From their earliest days as a scrappy L.A. club band, Tom Petty and the Heartbreakers opened every show with this impassioned battle cry and possibly the greatest song you’ve never heard—a plea for love set to ringing Rickenbackers, Petty’s desperate vocals, and the Everly-esque harmonies of drummer Stan Lynch. These were the hallmarks of the early Heartbreakers sound, along with Mike Campbell’s bell-chime guitar leads, Ron Blair’s propulsive bass, and Benmont Tench’s emotionally charged piano and organ runs.

From “Breakdown” to “American Girl,” through “Listen to Her Heart” and “Even the Losers,” the Floridian fivesome had an embarrassment of riches on their first records—but unless you got lucky and saw them live, you missed out on “Surrender.” Incredibly, the song that should have been a hit never made it onto a Tom Petty and the Heartbreakers studio album. It wasn’t for lack of trying—recorded in turn for the band’s self-titled debut, for You’re Gonna Get It!, and for Damn the Torpedoes, “Surrender” just always seemed to get passed over for something else.
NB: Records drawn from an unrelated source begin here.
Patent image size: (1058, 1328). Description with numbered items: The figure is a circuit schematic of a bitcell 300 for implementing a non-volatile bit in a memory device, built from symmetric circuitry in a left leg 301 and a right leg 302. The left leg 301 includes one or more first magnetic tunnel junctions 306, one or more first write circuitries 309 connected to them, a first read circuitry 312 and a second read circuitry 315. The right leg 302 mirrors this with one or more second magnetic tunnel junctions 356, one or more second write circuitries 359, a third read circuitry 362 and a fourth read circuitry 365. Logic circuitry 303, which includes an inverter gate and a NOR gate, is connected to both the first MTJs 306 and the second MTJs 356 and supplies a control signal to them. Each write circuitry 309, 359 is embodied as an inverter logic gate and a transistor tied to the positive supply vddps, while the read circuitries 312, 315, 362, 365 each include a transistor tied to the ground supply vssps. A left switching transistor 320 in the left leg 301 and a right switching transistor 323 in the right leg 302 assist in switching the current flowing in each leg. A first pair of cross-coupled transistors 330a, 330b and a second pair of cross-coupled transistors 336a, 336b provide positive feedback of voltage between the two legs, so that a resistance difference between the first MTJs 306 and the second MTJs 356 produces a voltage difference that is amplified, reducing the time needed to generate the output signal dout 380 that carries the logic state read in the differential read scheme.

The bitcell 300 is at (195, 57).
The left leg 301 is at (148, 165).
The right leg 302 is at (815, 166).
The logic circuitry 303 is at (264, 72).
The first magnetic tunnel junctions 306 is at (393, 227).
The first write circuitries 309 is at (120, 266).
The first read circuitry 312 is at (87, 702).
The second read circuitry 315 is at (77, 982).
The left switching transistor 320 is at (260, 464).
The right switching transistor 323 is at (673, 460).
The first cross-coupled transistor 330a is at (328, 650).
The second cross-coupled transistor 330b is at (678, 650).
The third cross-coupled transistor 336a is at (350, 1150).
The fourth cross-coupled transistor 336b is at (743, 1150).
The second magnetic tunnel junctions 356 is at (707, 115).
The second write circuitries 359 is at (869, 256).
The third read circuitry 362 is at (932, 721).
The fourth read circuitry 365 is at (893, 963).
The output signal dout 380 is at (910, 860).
For years, it was a lost treasure, the rare gem Petty fans whispered about in tones of awe and reverence. If you were at a show, you never forgot “Surrender.” It’s classic defiant Petty, all tension and release: On top of a deceptively buoyant melody, he tells an indecisive lover that if she won’t make up her mind, he “just can’t hang around feeling this way forever.” But it’s all a brave facade: “On your balcony, you said you loved me,” he pleads. “Don’t say you don’t remember.”

Live, Petty played the part brilliantly. He prowled like a caged animal, pale, gaunt and hungry, his yellow hair flying as he screamed at that jittery American Girl to take it easy, baby, and assured his frightened friend that she didn’t have to live like a refugee after all. The music was both raw and beautiful.

And right at the top was “Surrender,” an invitation to the dance that dared you, defied you, to do anything but capitulate to the siren song of Tom Petty and the Heartbreakers. To surrender.